29 Al wat verbannen is, dat van de mensen zal verbannen zijn, zal niet gelost worden; het zal zekerlijk gedood worden.
30 Ook alle tienden des lands, van het zaad des lands, van de vrucht van het geboomte, zijn des HEEREN; zij zijn den HEERE heilig.
31 Maar zo iemand van zijn tienden immer iets lossen zal, hij zal zijn vijfde deel daarboven toedoen.

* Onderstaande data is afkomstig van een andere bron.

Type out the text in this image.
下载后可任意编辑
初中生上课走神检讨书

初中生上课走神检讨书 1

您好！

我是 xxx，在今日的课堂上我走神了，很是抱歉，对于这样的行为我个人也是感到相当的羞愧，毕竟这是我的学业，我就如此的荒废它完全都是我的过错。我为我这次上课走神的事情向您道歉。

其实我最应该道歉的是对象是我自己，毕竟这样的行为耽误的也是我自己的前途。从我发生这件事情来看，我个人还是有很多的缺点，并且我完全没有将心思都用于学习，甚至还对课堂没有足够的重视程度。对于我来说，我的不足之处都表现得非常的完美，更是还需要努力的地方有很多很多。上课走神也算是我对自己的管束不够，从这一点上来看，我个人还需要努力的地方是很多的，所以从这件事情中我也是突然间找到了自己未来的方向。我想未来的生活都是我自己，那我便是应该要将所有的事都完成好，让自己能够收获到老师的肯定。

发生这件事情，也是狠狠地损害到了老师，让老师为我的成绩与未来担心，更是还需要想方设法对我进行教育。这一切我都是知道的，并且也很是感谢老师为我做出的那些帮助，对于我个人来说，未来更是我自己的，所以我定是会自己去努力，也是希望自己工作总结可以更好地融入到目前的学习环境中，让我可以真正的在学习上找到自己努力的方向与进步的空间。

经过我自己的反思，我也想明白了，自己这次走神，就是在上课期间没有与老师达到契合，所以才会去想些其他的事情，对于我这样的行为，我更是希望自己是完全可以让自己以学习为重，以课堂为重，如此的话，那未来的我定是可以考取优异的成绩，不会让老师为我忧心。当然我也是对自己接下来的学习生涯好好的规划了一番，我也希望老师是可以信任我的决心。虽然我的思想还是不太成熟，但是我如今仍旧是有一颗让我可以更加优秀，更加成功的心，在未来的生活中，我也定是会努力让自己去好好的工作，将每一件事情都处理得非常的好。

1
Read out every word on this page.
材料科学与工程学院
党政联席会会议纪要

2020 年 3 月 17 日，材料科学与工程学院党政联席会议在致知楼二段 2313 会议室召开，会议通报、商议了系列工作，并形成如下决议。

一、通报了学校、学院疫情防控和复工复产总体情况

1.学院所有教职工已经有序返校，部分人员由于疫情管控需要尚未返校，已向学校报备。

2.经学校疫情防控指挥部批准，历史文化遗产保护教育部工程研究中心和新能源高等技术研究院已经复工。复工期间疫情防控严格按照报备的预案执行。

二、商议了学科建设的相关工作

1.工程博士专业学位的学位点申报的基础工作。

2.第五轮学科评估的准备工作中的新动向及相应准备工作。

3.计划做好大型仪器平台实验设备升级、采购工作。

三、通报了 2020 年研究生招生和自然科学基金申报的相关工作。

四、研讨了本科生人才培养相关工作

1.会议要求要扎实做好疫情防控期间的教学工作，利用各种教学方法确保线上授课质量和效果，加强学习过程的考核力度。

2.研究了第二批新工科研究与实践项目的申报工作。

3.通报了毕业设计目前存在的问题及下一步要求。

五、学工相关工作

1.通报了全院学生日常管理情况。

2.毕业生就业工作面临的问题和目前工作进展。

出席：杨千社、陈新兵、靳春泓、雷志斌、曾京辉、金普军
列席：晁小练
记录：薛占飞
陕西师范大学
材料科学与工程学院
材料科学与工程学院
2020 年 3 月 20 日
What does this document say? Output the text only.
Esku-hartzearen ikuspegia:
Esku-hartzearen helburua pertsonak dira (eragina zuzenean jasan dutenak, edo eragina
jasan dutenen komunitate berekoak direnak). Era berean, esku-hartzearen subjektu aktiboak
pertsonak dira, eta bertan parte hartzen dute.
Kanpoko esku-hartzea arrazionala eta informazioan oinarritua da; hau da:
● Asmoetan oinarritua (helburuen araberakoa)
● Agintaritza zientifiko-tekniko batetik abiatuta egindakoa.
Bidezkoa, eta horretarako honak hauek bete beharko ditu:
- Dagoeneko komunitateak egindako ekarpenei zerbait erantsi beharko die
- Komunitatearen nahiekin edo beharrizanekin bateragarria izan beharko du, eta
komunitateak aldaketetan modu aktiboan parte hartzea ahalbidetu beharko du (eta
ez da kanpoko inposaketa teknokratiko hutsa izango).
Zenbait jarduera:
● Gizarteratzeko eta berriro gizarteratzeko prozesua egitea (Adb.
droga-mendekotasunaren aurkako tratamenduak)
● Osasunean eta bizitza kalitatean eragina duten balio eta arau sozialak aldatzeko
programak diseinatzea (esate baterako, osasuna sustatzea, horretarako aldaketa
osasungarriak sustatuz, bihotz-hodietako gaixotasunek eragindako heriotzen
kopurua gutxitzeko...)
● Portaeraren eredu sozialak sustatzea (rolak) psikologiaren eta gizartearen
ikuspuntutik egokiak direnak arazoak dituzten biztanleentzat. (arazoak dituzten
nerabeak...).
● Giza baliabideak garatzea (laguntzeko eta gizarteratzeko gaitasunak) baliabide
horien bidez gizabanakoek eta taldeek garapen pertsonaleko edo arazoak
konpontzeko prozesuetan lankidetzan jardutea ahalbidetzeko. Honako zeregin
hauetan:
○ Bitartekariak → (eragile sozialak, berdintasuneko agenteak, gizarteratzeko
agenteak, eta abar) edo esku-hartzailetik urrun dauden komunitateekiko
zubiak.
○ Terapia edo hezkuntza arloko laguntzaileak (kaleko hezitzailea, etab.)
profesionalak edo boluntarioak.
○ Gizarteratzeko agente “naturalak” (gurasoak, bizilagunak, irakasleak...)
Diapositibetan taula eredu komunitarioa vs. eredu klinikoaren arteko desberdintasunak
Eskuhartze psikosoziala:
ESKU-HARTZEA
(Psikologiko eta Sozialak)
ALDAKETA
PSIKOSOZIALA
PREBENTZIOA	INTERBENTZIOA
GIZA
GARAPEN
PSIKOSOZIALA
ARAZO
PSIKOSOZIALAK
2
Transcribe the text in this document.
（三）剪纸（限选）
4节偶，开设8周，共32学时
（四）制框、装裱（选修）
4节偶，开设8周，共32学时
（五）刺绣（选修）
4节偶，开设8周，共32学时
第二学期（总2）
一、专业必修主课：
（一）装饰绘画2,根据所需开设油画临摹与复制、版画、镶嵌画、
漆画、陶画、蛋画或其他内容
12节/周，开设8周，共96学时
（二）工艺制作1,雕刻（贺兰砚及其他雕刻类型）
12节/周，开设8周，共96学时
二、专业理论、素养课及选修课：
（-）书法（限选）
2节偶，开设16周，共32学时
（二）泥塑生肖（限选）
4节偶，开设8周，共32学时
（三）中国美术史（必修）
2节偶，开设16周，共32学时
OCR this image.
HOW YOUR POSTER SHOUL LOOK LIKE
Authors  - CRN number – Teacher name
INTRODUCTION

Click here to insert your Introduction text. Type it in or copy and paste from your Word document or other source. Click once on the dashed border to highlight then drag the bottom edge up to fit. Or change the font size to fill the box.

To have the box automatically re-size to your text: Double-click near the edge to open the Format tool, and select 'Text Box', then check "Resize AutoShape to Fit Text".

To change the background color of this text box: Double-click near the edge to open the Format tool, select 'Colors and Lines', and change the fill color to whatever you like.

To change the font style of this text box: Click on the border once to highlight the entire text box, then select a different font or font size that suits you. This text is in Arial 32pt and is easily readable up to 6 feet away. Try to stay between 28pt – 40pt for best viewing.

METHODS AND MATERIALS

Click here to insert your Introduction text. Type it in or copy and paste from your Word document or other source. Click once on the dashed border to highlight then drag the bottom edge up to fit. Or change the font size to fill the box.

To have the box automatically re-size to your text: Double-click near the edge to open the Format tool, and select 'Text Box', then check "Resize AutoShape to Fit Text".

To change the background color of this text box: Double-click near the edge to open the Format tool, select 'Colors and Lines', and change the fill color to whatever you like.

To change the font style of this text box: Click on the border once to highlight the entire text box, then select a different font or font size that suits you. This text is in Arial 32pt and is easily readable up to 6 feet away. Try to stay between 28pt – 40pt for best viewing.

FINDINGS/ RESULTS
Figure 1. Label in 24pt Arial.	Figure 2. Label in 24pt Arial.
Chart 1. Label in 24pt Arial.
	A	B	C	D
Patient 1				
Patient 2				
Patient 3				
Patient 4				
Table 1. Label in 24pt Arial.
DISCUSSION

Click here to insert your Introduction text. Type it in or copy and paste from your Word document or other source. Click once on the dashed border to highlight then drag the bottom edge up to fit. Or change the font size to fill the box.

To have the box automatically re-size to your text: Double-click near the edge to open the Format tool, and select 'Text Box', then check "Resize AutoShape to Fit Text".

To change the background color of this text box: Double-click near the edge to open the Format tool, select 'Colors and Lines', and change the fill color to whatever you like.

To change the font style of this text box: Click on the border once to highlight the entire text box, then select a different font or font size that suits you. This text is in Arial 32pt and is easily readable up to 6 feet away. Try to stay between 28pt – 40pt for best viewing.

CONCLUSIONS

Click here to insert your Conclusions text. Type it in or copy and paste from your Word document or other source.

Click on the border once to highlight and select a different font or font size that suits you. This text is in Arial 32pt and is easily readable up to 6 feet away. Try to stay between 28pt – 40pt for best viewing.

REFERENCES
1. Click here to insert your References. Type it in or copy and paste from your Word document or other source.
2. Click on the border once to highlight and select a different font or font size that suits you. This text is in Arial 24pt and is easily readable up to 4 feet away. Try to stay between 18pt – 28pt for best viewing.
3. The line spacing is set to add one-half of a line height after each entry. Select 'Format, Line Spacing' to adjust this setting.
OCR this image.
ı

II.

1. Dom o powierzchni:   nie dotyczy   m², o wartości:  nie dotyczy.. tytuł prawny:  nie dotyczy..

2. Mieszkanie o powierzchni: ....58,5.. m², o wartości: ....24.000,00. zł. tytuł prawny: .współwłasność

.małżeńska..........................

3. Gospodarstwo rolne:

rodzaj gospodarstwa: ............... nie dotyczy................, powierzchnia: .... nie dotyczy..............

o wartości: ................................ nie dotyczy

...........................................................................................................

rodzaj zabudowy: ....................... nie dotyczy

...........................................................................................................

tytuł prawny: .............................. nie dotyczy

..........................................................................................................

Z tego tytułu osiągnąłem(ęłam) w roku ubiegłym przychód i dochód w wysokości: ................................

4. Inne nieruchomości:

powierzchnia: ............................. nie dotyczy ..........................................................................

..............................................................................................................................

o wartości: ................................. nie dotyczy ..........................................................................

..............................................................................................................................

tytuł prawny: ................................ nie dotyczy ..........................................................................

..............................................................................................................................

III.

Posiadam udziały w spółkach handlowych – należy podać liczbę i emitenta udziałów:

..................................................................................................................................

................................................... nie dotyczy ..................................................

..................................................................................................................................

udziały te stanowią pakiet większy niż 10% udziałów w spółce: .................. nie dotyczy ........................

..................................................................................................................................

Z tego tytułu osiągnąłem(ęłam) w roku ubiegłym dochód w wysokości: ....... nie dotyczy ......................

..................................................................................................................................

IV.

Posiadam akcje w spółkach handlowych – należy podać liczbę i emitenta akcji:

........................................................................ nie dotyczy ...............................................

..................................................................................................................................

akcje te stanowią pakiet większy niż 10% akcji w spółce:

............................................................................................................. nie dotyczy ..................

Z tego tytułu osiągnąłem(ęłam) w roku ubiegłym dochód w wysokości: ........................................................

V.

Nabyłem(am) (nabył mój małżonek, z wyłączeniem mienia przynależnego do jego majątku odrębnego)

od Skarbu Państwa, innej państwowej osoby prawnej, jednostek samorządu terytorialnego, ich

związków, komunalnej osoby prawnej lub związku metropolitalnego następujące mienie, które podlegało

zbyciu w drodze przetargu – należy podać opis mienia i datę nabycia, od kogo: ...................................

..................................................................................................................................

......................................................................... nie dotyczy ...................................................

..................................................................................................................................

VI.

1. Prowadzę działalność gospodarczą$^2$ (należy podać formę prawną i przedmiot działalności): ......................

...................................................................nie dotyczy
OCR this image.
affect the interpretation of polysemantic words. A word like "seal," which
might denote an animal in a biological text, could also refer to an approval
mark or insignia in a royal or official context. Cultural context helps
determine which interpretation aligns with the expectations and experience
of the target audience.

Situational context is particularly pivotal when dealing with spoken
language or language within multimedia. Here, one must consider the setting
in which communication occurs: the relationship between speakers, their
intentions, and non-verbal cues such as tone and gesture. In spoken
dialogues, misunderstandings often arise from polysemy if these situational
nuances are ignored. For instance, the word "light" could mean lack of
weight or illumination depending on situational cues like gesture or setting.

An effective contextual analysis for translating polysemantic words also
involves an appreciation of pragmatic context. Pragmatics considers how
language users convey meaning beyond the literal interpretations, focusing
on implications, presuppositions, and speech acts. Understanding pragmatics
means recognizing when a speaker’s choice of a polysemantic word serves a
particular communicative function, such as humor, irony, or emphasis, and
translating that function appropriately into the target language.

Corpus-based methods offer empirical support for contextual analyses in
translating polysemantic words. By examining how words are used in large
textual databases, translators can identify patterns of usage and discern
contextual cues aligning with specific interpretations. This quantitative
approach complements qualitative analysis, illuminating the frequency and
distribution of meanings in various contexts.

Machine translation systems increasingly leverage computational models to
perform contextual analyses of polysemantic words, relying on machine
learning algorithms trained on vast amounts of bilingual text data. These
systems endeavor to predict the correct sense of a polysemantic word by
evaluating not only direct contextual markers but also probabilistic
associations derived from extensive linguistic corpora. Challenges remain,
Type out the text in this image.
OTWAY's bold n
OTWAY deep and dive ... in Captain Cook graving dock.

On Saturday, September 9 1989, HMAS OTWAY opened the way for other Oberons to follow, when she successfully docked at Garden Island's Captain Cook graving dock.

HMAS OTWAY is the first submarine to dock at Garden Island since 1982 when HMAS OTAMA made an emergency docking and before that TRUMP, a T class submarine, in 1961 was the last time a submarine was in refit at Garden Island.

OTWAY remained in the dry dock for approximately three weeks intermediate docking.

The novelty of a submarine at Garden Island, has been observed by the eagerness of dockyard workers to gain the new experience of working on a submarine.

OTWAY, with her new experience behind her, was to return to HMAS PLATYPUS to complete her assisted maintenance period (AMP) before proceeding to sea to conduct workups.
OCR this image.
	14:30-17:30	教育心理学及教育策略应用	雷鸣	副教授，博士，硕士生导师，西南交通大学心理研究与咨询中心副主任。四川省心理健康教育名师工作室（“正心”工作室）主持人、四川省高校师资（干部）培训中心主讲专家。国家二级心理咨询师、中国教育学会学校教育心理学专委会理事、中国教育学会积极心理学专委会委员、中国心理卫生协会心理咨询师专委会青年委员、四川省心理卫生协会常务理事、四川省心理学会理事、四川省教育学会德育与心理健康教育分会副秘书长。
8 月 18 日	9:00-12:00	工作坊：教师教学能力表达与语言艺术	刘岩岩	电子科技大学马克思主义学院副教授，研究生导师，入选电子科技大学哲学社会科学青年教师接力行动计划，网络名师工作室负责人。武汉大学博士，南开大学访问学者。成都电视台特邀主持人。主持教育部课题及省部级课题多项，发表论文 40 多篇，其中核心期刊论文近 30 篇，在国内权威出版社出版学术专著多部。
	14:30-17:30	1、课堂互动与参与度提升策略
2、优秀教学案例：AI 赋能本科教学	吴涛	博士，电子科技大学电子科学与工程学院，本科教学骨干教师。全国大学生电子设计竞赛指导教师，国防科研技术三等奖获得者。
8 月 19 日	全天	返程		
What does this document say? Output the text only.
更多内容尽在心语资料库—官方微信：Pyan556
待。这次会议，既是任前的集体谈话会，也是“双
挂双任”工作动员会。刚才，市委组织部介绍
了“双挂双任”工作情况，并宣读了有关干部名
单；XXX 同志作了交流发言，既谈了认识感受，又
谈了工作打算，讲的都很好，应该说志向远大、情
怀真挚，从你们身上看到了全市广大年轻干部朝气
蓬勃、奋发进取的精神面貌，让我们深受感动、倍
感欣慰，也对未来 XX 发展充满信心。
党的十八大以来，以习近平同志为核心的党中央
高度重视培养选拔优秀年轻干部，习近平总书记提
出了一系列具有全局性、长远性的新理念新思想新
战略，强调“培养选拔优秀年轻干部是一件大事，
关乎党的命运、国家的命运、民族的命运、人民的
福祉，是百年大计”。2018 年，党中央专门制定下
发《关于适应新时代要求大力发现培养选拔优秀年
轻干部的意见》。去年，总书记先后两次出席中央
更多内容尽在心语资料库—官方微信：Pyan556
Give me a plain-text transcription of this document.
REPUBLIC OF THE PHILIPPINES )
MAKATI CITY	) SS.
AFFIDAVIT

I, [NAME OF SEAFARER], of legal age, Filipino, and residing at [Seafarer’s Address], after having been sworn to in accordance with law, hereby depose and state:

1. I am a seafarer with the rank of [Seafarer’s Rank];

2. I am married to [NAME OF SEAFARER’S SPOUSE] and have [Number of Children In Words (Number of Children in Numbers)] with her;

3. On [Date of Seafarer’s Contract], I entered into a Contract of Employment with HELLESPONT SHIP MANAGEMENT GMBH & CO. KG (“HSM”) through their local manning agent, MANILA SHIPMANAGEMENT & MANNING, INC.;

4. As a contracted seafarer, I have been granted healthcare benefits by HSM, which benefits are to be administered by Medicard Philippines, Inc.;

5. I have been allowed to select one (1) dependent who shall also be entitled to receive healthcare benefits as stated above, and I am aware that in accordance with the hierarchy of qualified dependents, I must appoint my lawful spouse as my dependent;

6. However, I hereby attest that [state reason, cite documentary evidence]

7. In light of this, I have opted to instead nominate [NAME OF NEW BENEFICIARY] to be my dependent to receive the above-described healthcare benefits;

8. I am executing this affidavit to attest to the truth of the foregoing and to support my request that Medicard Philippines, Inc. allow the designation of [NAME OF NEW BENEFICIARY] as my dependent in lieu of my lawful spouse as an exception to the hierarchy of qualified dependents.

32 Aangaande al de tienden van runderen en klein vee, alles wat onder de roede zal doorgaan, het tiende zal den HEERE heilig zijn.
33 Hij zal tussen het goede en het kwade niet onderzoeken; hij zal het ook niet verwisselen; maar indien hij het immers verwisselen zal, zo zal dit, en wat daarvoor verwisseld is, heilig zijn; het zal niet gelost worden.
34 Dit zijn de geboden, die de HEERE Mozes geboden heeft, aan de kinderen Israels, op den berg Sinai.